Die Tatsache, dass ein allgemeiner Einkommensverlust stattgefunden hat, der auch Löhne umfasst, führt dazu, dass die Lohndiskussion nicht mehr auf der Grundlage der Erhaltung des Reallohnes geführt werden kann, wie es die Gewerkschaften beanspruchen. Die Lohnerhöhungen müssen sich an die effektiven Möglichkeiten der Unternehmen halten und nicht mit weiteren Preiserhöhungen gezahlt werden. Löhne müssen an erster Stelle mit Produktivität in Beziehung gesetzt werden. Denn bei einer eben nicht möglichen unmittelbaren Aufholung des Reallohnes wirken die Erhöhungen preistreibend, also inflationär. Ebenfalls solle bei der Diskussion über die Erneuerung der Gesamtarbeitsverträge die Möglichkeit erwogen werden, zusätzliche Arbeitsplätze zu schaffen, auch wenn dabei zunächst niedrigere Löhne gezahlt werden.

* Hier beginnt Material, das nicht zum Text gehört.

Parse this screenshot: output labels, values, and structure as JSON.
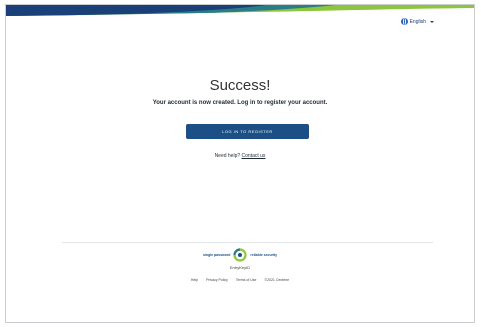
{
  "header": {
    "language_label": "English",
    "brand_colors": {
      "navy": "#1b3f78",
      "teal": "#2a7d86",
      "green": "#8cc63f"
    }
  },
  "main": {
    "title": "Success!",
    "message": "Your account is now created. Log in to register your account.",
    "login_button_label": "LOG IN TO REGISTER",
    "help_prefix": "Need help?",
    "help_link_label": "Contact us"
  },
  "footer": {
    "tagline_left": "single password",
    "tagline_right": "reliable security",
    "logo_name": "EntryKeyID",
    "links": [
      "Help",
      "Privacy Policy",
      "Terms of Use",
      "©2021 Centene"
    ]
  },
  "colors": {
    "button": "#1b4f86",
    "text": "#1f2a36"
  }
}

Der Einkommensverlust betrifft auch Rentner, also Pensionäre (auf spanisch “jubilados”), Hinterbliebenenrentner (“pensionados”), Gnadenrentner (“pensiones graciables”), und auch Empfänger von sozialen Subventionen, die die ANSES bezahlt. Die Reform, die unter der Macri-Regierung vollzogen wurde, sah eine Berichtigung gemäß Index der Konsumentenpreise und der Löhne vor, die auf der Grundlage des Indices erfolgte, der sechs Monate vorher bestand. Im Endeffekt führte das System dazu, dass die Renten real fast erhalten wurden. Aber kurzfristig ergab sich bei zunehmender Inflation ein realer Verlust, der dann bei abnehmender Inflation aufgeholt wurde.

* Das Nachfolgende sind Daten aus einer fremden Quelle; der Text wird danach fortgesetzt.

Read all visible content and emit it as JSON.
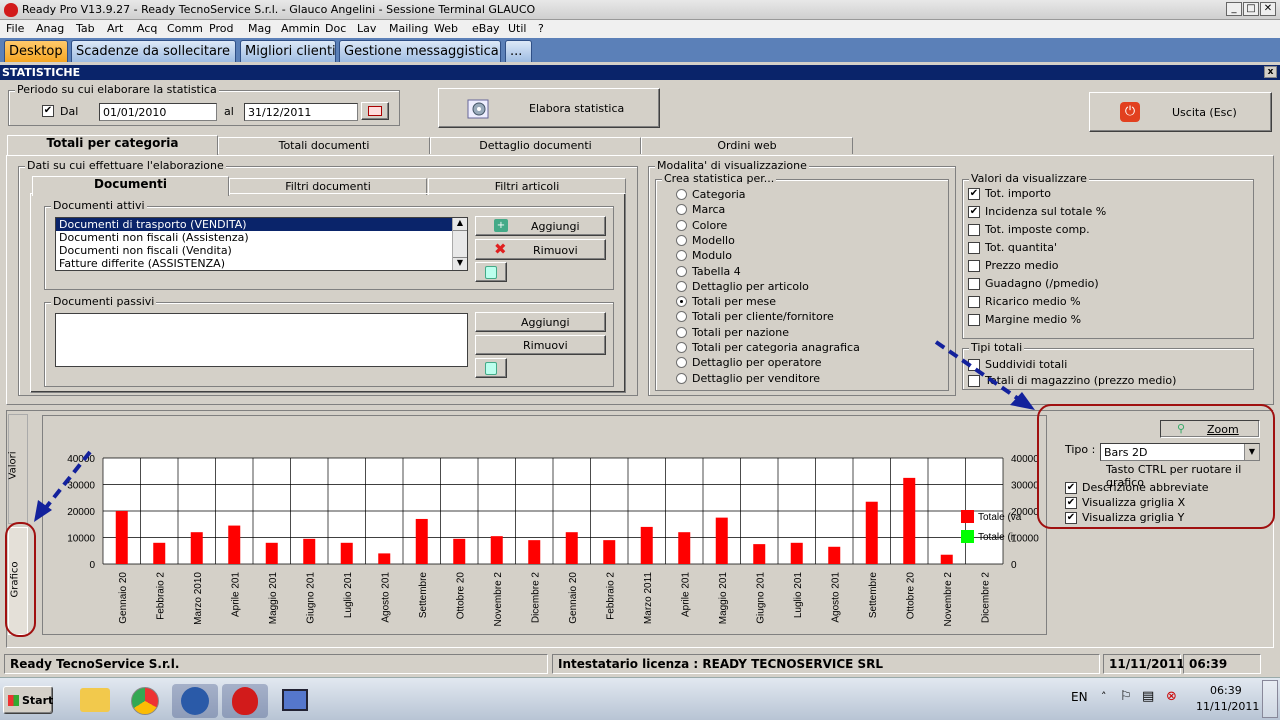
{
  "window": {
    "title": "Ready Pro V13.9.27 - Ready TecnoService S.r.l. - Glauco Angelini - Sessione Terminal GLAUCO",
    "min": "_",
    "max": "□",
    "close": "✕"
  },
  "menu": [
    "File",
    "Anag",
    "Tab",
    "Art",
    "Acq",
    "Comm",
    "Prod",
    "Mag",
    "Ammin",
    "Doc",
    "Lav",
    "Mailing",
    "Web",
    "eBay",
    "Util",
    "?"
  ],
  "desktop_tabs": [
    "Desktop",
    "Scadenze da sollecitare",
    "Migliori clienti",
    "Gestione messaggistica",
    "..."
  ],
  "panel": {
    "title": "STATISTICHE",
    "close": "x"
  },
  "period": {
    "label": "Periodo su cui elaborare la statistica",
    "dal_label": "Dal",
    "dal_checked": true,
    "from": "01/01/2010",
    "al_label": "al",
    "to": "31/12/2011"
  },
  "elabora_label": "Elabora statistica",
  "uscita_label": "Uscita (Esc)",
  "main_tabs": [
    "Totali per categoria",
    "Totali documenti",
    "Dettaglio documenti",
    "Ordini web"
  ],
  "dati": {
    "label": "Dati su cui effettuare l'elaborazione",
    "tabs": [
      "Documenti",
      "Filtri documenti",
      "Filtri articoli"
    ],
    "attivi_label": "Documenti attivi",
    "attivi": [
      "Documenti di trasporto (VENDITA)",
      "Documenti non fiscali (Assistenza)",
      "Documenti non fiscali (Vendita)",
      "Fatture differite (ASSISTENZA)"
    ],
    "passivi_label": "Documenti passivi",
    "aggiungi": "Aggiungi",
    "rimuovi": "Rimuovi"
  },
  "modalita": {
    "label": "Modalita' di visualizzazione",
    "crea_label": "Crea statistica per...",
    "options": [
      "Categoria",
      "Marca",
      "Colore",
      "Modello",
      "Modulo",
      "Tabella 4",
      "Dettaglio per articolo",
      "Totali per mese",
      "Totali per cliente/fornitore",
      "Totali per nazione",
      "Totali per categoria anagrafica",
      "Dettaglio per operatore",
      "Dettaglio per venditore"
    ],
    "selected": 7
  },
  "valori": {
    "label": "Valori da visualizzare",
    "items": [
      {
        "t": "Tot. importo",
        "c": true
      },
      {
        "t": "Incidenza sul totale %",
        "c": true
      },
      {
        "t": "Tot. imposte comp.",
        "c": false
      },
      {
        "t": "Tot. quantita'",
        "c": false
      },
      {
        "t": "Prezzo medio",
        "c": false
      },
      {
        "t": "Guadagno (/pmedio)",
        "c": false
      },
      {
        "t": "Ricarico medio %",
        "c": false
      },
      {
        "t": "Margine medio %",
        "c": false
      }
    ]
  },
  "tipi": {
    "label": "Tipi totali",
    "items": [
      {
        "t": "Suddividi totali",
        "c": false
      },
      {
        "t": "Totali di magazzino (prezzo medio)",
        "c": false
      }
    ]
  },
  "side_tabs": {
    "valori": "Valori",
    "grafico": "Grafico"
  },
  "chart_panel": {
    "zoom": "Zoom",
    "tipo_label": "Tipo :",
    "tipo_value": "Bars 2D",
    "hint": "Tasto CTRL per ruotare il grafico",
    "options": [
      {
        "t": "Descrizione abbreviate",
        "c": true
      },
      {
        "t": "Visualizza griglia X",
        "c": true
      },
      {
        "t": "Visualizza griglia Y",
        "c": true
      }
    ]
  },
  "chart_data": {
    "type": "bar",
    "categories": [
      "Gennaio 20",
      "Febbraio 2",
      "Marzo 2010",
      "Aprile 201",
      "Maggio 201",
      "Giugno 201",
      "Luglio 201",
      "Agosto 201",
      "Settembre",
      "Ottobre 20",
      "Novembre 2",
      "Dicembre 2",
      "Gennaio 20",
      "Febbraio 2",
      "Marzo 2011",
      "Aprile 201",
      "Maggio 201",
      "Giugno 201",
      "Luglio 201",
      "Agosto 201",
      "Settembre",
      "Ottobre 20",
      "Novembre 2",
      "Dicembre 2"
    ],
    "series": [
      {
        "name": "Totale (va",
        "values": [
          20000,
          8000,
          12000,
          14500,
          8000,
          9500,
          8000,
          4000,
          17000,
          9500,
          10500,
          9000,
          12000,
          9000,
          14000,
          12000,
          17500,
          7500,
          8000,
          6500,
          23500,
          32500,
          3500,
          0
        ]
      },
      {
        "name": "Totale (ir",
        "values": []
      }
    ],
    "yticks": [
      "40000",
      "30000",
      "20000",
      "10000",
      "0"
    ],
    "ylim": [
      0,
      40000
    ],
    "grid": true,
    "colors": [
      "#ff0000",
      "#00ff00"
    ]
  },
  "status": {
    "company": "Ready TecnoService S.r.l.",
    "license": "Intestatario licenza : READY TECNOSERVICE SRL",
    "date": "11/11/2011",
    "time": "06:39"
  },
  "taskbar": {
    "start": "Start",
    "lang": "EN",
    "clock_time": "06:39",
    "clock_date": "11/11/2011"
  }
}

Das System wurde von der Regierung von Alberto Fernández Antang 2020 außer Kraft gesetzt und zunächst durch eine willkürliche Erhöhung ersetzt, bei der die Bezieher der Mindestpension und niedriger Pensionen zunächst eine reale Zunahme erhielten, die Bezieher höherer Pensionen hingegen einen realen Verlust erlitten. Doch der Aufgangspunkt war für die Rentner ungünstig, weil die Inflationsrate in den Vormonaten gestiegen war, und die Renten zurückgeblieben waren. Bei Beibehaltung des Systems wäre das im ersten Halbjahr 2020 aufgeholt worden. Im Laufe des Jahres 2020 erlitten schliesslich alle Rentner einen realen Verlust.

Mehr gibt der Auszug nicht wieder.